His initial reaction: ” Holding on to your native language is terrific. But parents who make no effort to learn English are limiting their own job prospects, hindering their ability to monitor their children’s education and giving their kids an extra burden if they enter school with limited English.”
The comments stirred up considerable public reaction, leading to this September 17 follow-up, in which Lopez examines the language issue more closely.
While acknowledging the difficulties of learning a new language, particularly for low-income families struggling just to survive, Lopez notes: “It’s undeniable that language barriers — and perhaps to an even greater extent, economic disadvantages — are major factors in the abysmal test scores and graduation rates in California and other states. Starting school without English can be a disorienting hardship for the student, a drag on classmates and a great burden on the teacher.”

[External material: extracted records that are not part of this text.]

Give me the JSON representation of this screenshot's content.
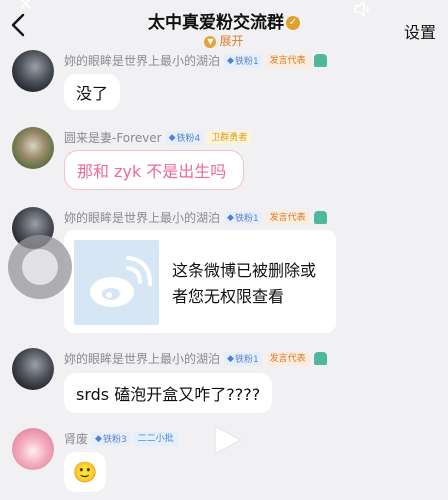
{
  "header": {
    "title": "太中真爱粉交流群",
    "expand_label": "展开",
    "settings_label": "设置"
  },
  "messages": [
    {
      "name": "妳的眼眸是世界上最小的湖泊",
      "fan_badge": "铁粉1",
      "title_badge": "发言代表",
      "text": "没了"
    },
    {
      "name": "圆来是妻-Forever",
      "fan_badge": "铁粉4",
      "title_badge": "卫群勇者",
      "text": "那和 zyk 不是出生吗"
    },
    {
      "name": "妳的眼眸是世界上最小的湖泊",
      "fan_badge": "铁粉1",
      "title_badge": "发言代表",
      "text": "这条微博已被删除或者您无权限查看"
    },
    {
      "name": "妳的眼眸是世界上最小的湖泊",
      "fan_badge": "铁粉1",
      "title_badge": "发言代表",
      "text": "srds 磕泡开盒又咋了????"
    },
    {
      "name": "肾废",
      "fan_badge": "铁粉3",
      "title_badge": "二二小批",
      "text": "🙂"
    }
  ],
  "icons": {
    "back": "chevron-left-icon",
    "verified": "verified-badge-icon",
    "sound": "speaker-icon",
    "play": "play-icon",
    "weibo": "weibo-logo-icon"
  },
  "colors": {
    "accent_orange": "#e07a2a",
    "pink_bubble_text": "#ec6a98",
    "fan_badge_blue": "#5a84c9"
  }
}
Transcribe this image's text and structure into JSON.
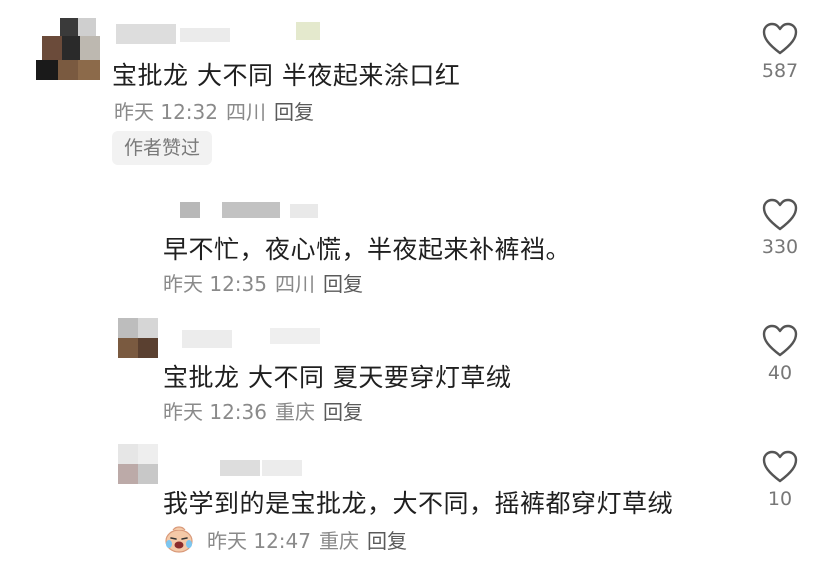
{
  "comments": [
    {
      "text": "宝批龙 大不同 半夜起来涂口红",
      "time": "昨天 12:32",
      "location": "四川",
      "reply_label": "回复",
      "badge": "作者赞过",
      "likes": "587"
    },
    {
      "text": "早不忙，夜心慌，半夜起来补裤裆。",
      "time": "昨天 12:35",
      "location": "四川",
      "reply_label": "回复",
      "likes": "330"
    },
    {
      "text": "宝批龙 大不同 夏天要穿灯草绒",
      "time": "昨天 12:36",
      "location": "重庆",
      "reply_label": "回复",
      "likes": "40"
    },
    {
      "text": "我学到的是宝批龙，大不同，摇裤都穿灯草绒",
      "time": "昨天 12:47",
      "location": "重庆",
      "reply_label": "回复",
      "likes": "10"
    }
  ],
  "icons": {
    "like": "heart-outline-icon",
    "emoji": "crying-laughing-emoji-icon"
  },
  "colors": {
    "text": "#1f1f1f",
    "meta": "#8a8a8a",
    "badge_bg": "#f2f2f2"
  }
}
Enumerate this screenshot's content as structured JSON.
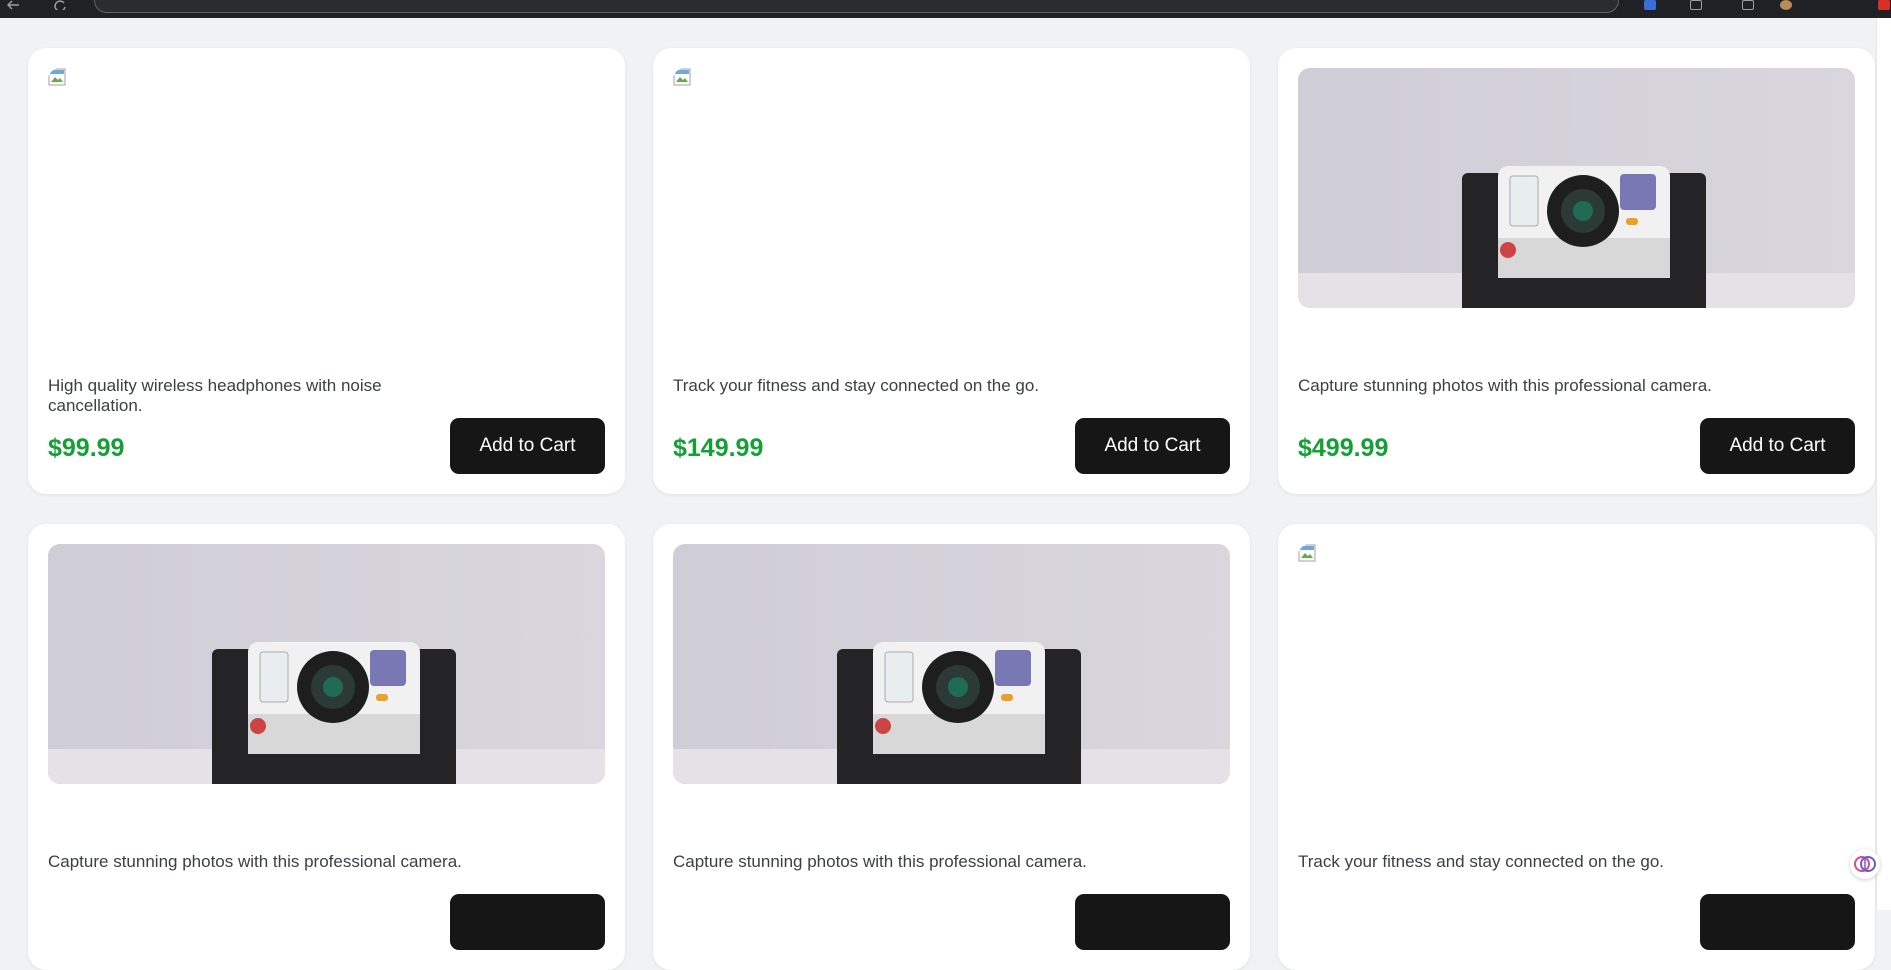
{
  "icons": {
    "back": "arrow-left-icon",
    "reload": "reload-icon",
    "bookmark": "star-icon",
    "extension": "extension-icon",
    "assistant": "brain-icon"
  },
  "colors": {
    "page_bg": "#f1f2f4",
    "card_bg": "#ffffff",
    "price": "#15a035",
    "button_bg": "#161616",
    "button_text": "#ffffff"
  },
  "products": [
    {
      "description": "High quality wireless headphones with noise cancellation.",
      "price": "$99.99",
      "button_label": "Add to Cart",
      "image": "broken"
    },
    {
      "description": "Track your fitness and stay connected on the go.",
      "price": "$149.99",
      "button_label": "Add to Cart",
      "image": "broken"
    },
    {
      "description": "Capture stunning photos with this professional camera.",
      "price": "$499.99",
      "button_label": "Add to Cart",
      "image": "camera"
    },
    {
      "description": "Capture stunning photos with this professional camera.",
      "price": "",
      "button_label": "",
      "image": "camera"
    },
    {
      "description": "Capture stunning photos with this professional camera.",
      "price": "",
      "button_label": "",
      "image": "camera"
    },
    {
      "description": "Track your fitness and stay connected on the go.",
      "price": "",
      "button_label": "",
      "image": "broken"
    }
  ]
}
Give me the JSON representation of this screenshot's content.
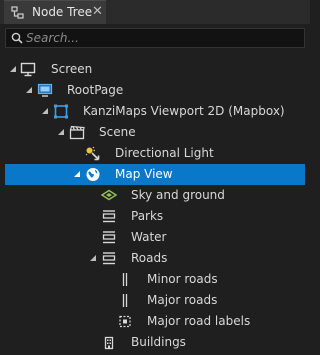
{
  "panel": {
    "tab_title": "Node Tree",
    "close_glyph": "✕",
    "search_placeholder": "Search...",
    "search_value": ""
  },
  "tree": {
    "nodes": [
      {
        "label": "Screen",
        "icon": "screen-icon",
        "expanded": true,
        "selected": false
      },
      {
        "label": "RootPage",
        "icon": "page-icon",
        "expanded": true,
        "selected": false
      },
      {
        "label": "KanziMaps Viewport 2D (Mapbox)",
        "icon": "viewport-icon",
        "expanded": true,
        "selected": false
      },
      {
        "label": "Scene",
        "icon": "scene-icon",
        "expanded": true,
        "selected": false
      },
      {
        "label": "Directional Light",
        "icon": "directional-light-icon",
        "expanded": false,
        "selected": false
      },
      {
        "label": "Map View",
        "icon": "globe-icon",
        "expanded": true,
        "selected": true
      },
      {
        "label": "Sky and ground",
        "icon": "sky-ground-icon",
        "expanded": false,
        "selected": false
      },
      {
        "label": "Parks",
        "icon": "layer-icon",
        "expanded": false,
        "selected": false
      },
      {
        "label": "Water",
        "icon": "layer-icon",
        "expanded": false,
        "selected": false
      },
      {
        "label": "Roads",
        "icon": "layer-icon",
        "expanded": true,
        "selected": false
      },
      {
        "label": "Minor roads",
        "icon": "line-layer-icon",
        "expanded": false,
        "selected": false
      },
      {
        "label": "Major roads",
        "icon": "line-layer-icon",
        "expanded": false,
        "selected": false
      },
      {
        "label": "Major road labels",
        "icon": "symbol-layer-icon",
        "expanded": false,
        "selected": false
      },
      {
        "label": "Buildings",
        "icon": "buildings-icon",
        "expanded": false,
        "selected": false
      }
    ]
  },
  "colors": {
    "background": "#1f1f1f",
    "selection": "#0a78c8",
    "icon_blue": "#3a9fe6",
    "icon_yellow": "#e8c24a",
    "icon_green": "#8fbf5a"
  }
}
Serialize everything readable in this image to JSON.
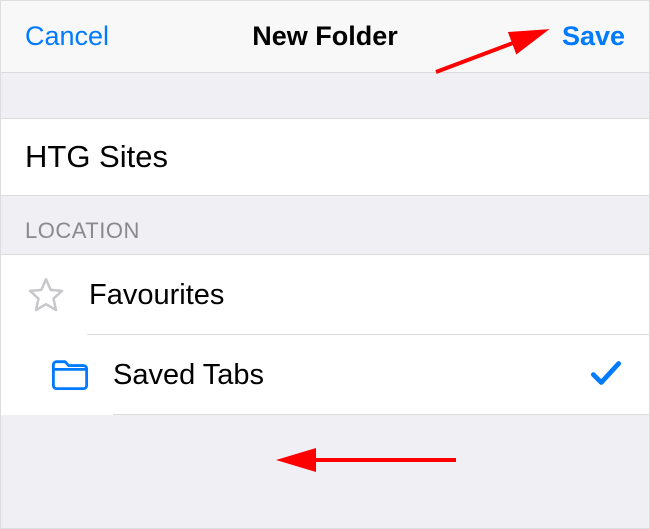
{
  "nav": {
    "cancel_label": "Cancel",
    "title": "New Folder",
    "save_label": "Save"
  },
  "folder_name": {
    "value": "HTG Sites"
  },
  "location": {
    "section_header": "LOCATION",
    "items": [
      {
        "label": "Favourites",
        "icon": "star",
        "selected": false
      },
      {
        "label": "Saved Tabs",
        "icon": "folder",
        "selected": true
      }
    ]
  },
  "colors": {
    "tint": "#007aff",
    "link": "#007aff",
    "check": "#007aff",
    "arrow": "#ff0000"
  }
}
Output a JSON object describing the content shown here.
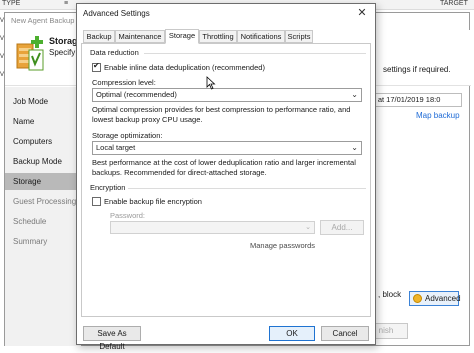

Lopez seems to perpetuate the idea that Latino immigrants are not trying to learn English. But as someone who came to the United States as a child, I saw firsthand how hard my parents and other family members worked to master English. I’ve also seen that effort when writing stories about Latino education issues and have interviewed parents taking English classes at night or teaching themselves the language. Research, including this Pew Hispanic Center report, has also shown that Latino immigrants are learning English at the same rate as earlier generations of immigrants.
But the bigger question for education reporters might be what schools are doing to reach out to non-English speaking parents and encourage their involvement.
Are there free or low-cost English classes for parents, as I saw in one Boston-area school? Do schools send home paperwork and flyers translated into Spanish? Are school meetings and open houses conducted in both Spanish and English? How do teachers and school administrators treat parents who don’t speak English?
At the next school board meeting, PTA gathering, or open house, try tagging along with non-English speaking parents, and view the experience from their perspective. The resulting story could offer insight into the obstacles faced by immigrant parents. If your district offers English classes for parents, try following some parents through the process for a look at the issue through their eyes.